The degenerate case can happen because it's not always easy to choose a good pivot point. The most naïve quicksort implementations just select the first or last element in the range as the pivot. But if the array is already sorted, this approach results in a degenerate case in which every range is split into ranges of size 1 and size N-1, thereby making a quicksort as slow as a selection sort! To avoid that problem, quicksort algorithms often use the midpoint (at index iMid) or take the median value of iBegin, iMid, and iEnd. But even that strategy causes poor results if all values in a sub-range are equal.
Despite this worst-case drawback, a quicksort has some advantages over a merge sort. In the typical case, quicksort is usually somewhat faster (typically in the range of 40–50%). But it has another, more substantial advantage. A merge sort requires significant extra space, of size O(n): The size of the temporary array required is equal to that of the array being sorted. This requirement is acceptable only when you have large amounts of memory available. In contrast, the quicksort algorithm needs relatively little extra space. Specifically, it needs only O(log n), which is required for the stack as a result of recursion.

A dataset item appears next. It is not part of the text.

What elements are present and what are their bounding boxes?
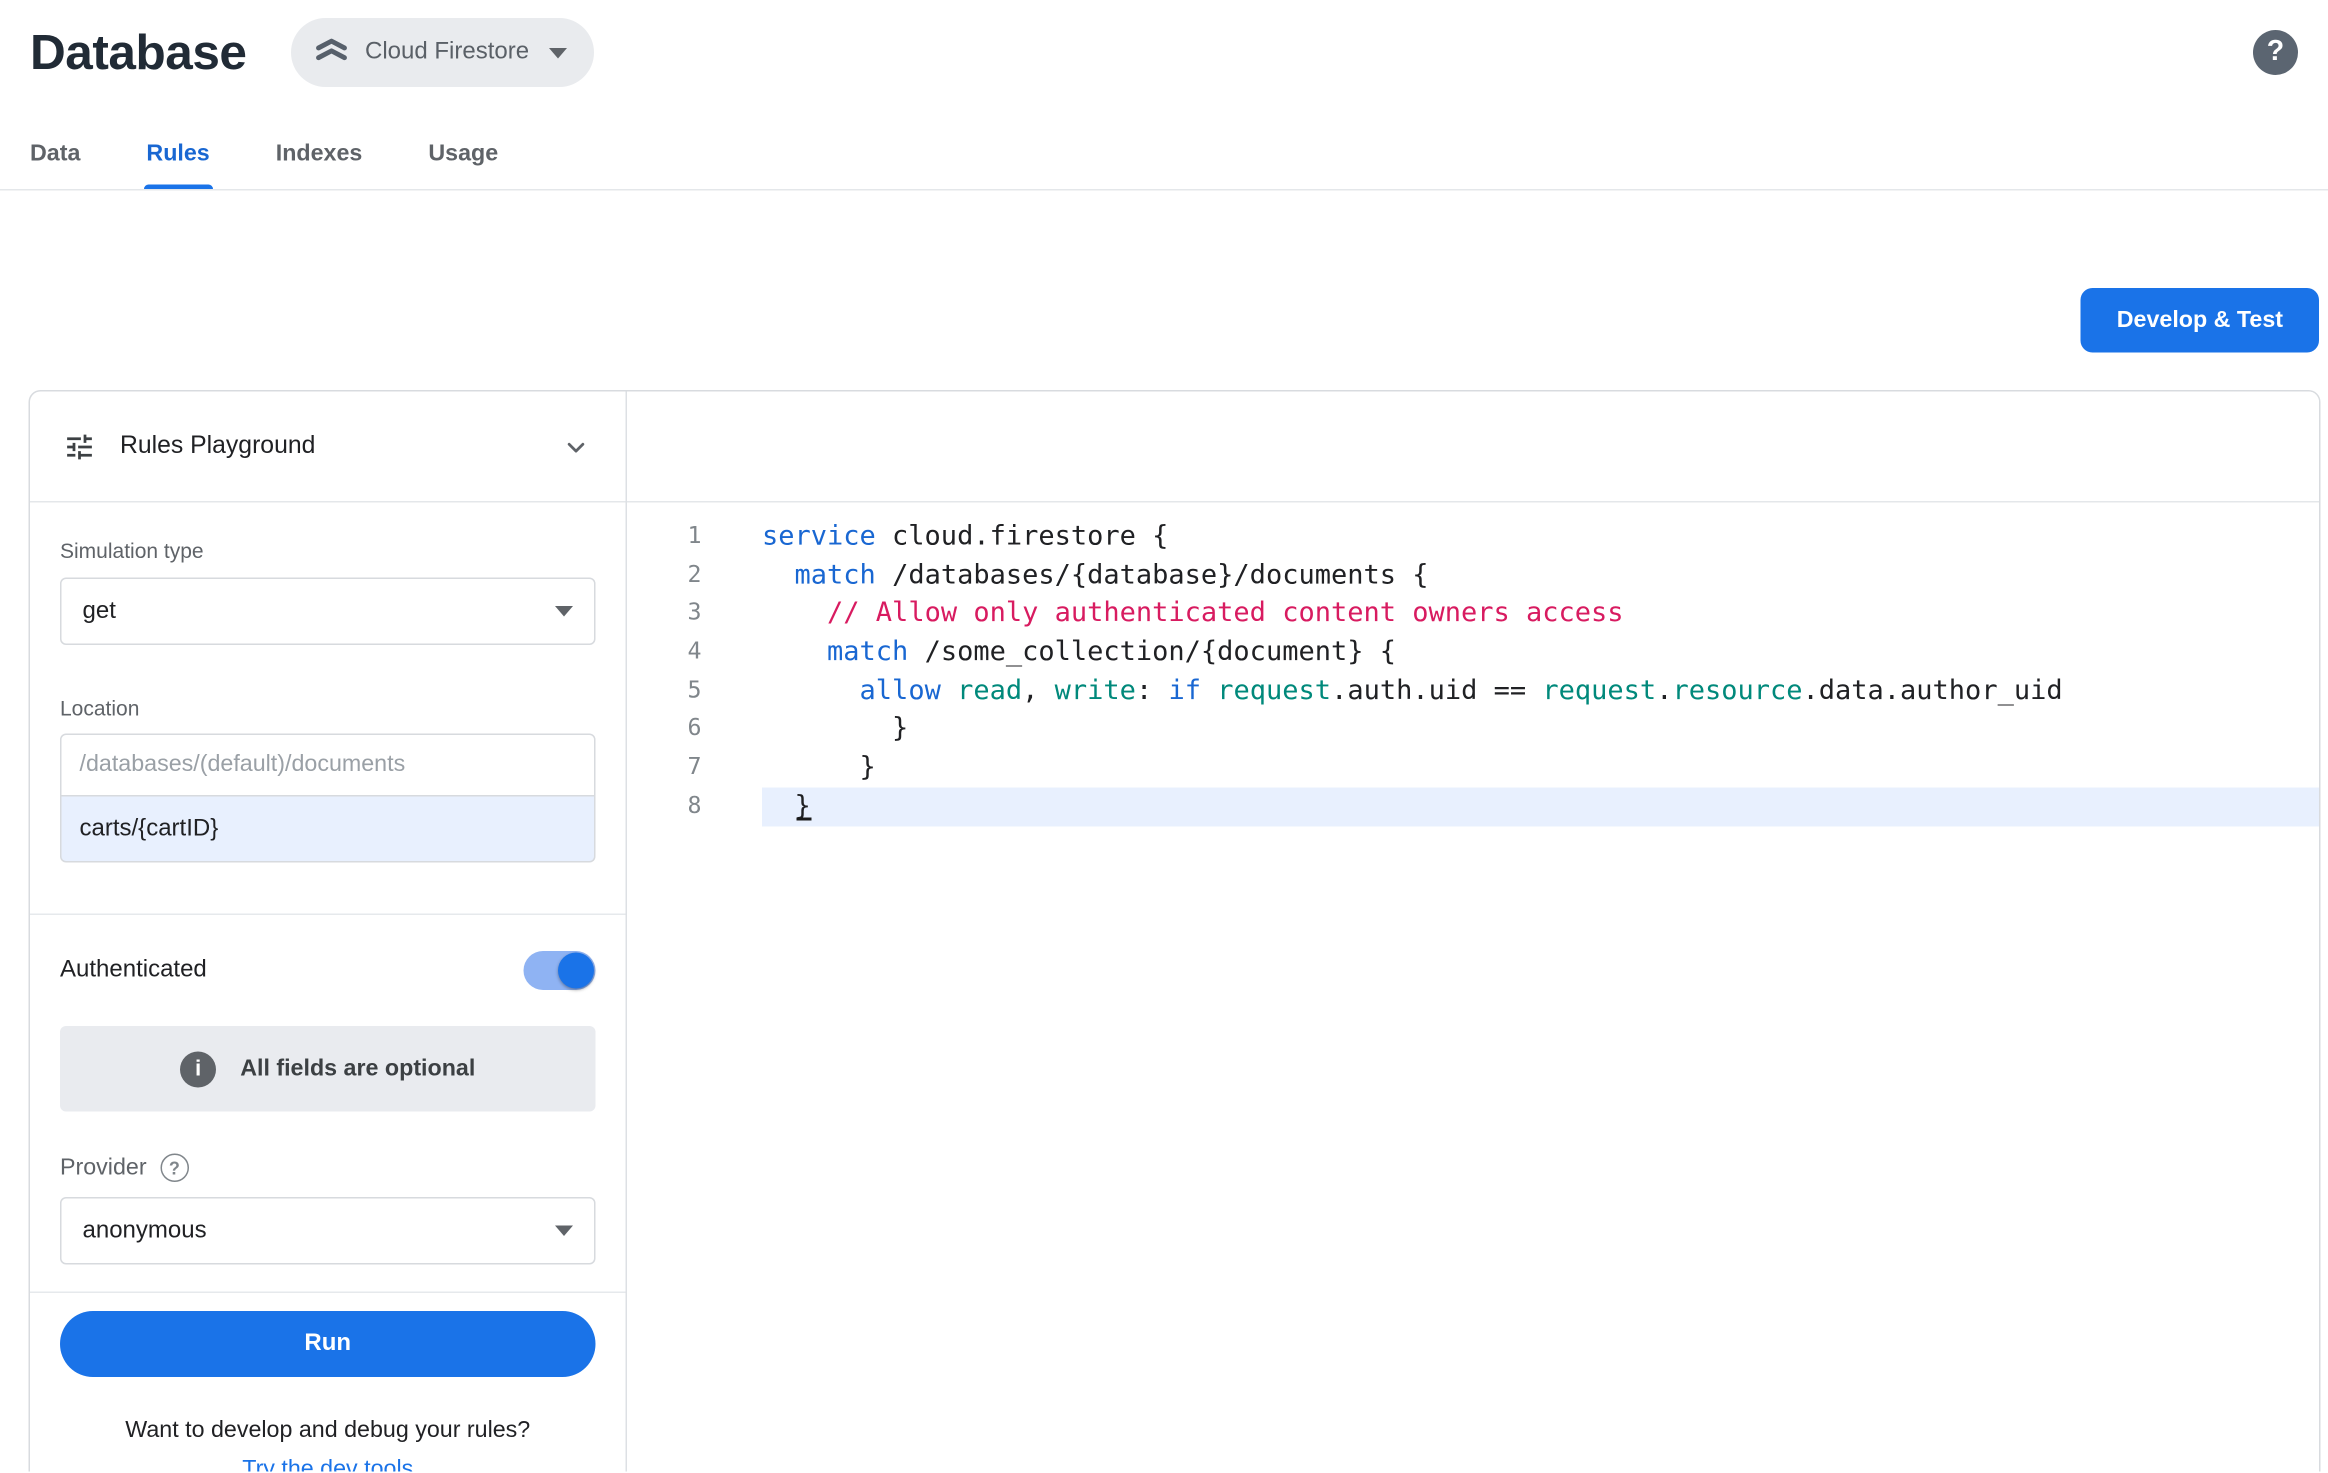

Assuming that the degenerate case doesn't happen, it should be easy to see why the quicksort algorithm makes far fewer comparisons than the selection sort. Again, consider that a selection sort always does N(N-1)/2 comparisons, enough to compare each and every combination of two elements. (A bubble sort makes the same number of comparisons, unless it quits early.) But a quicksort divides a range into two smaller ranges. Once an element is grouped into a sub-range, that element is never compared to anything outside its range. This technique greatly reduces the number of comparisons.
Each level of the algorithm—during which every element is grouped into a smaller left or right partition—takes a total duration of O(n). As long as reasonable pivot points are selected, the sort has log n levels of recursion. This is why quicksort, like merge sort, has a duration of O(n log n).
Lessons Learned
What information can we take away from comparing all these algorithms? Basically, we've observed two rules.
- Opt for the shortest duration. When designing algorithms to be used repeatedly (or in very large projects), consider how the complexity and time duration increase with the size of the data. The smallest durations, in order, are as follows:
- constant, O(1)
- logarithmic, O(log n)
- linear, O(n)
- Accept that tradeoffs are part of the deal. The other point we've seen in this article is that old tradeoff: speed versus compactness (or, put another way, time versus space). The merge-sort algorithm guarantees a duration that's never more than O(n log n), which is both its best and worst case. But the tradeoff for this speed is that this algorithm requires more space. You can't have everything.
But these durations may not always be achievable. If at all possible, avoid exponential time durations such as O(n2). If you can achieve times of O(n log n) instead of O(n2) , that's a major victory for speed and efficiency.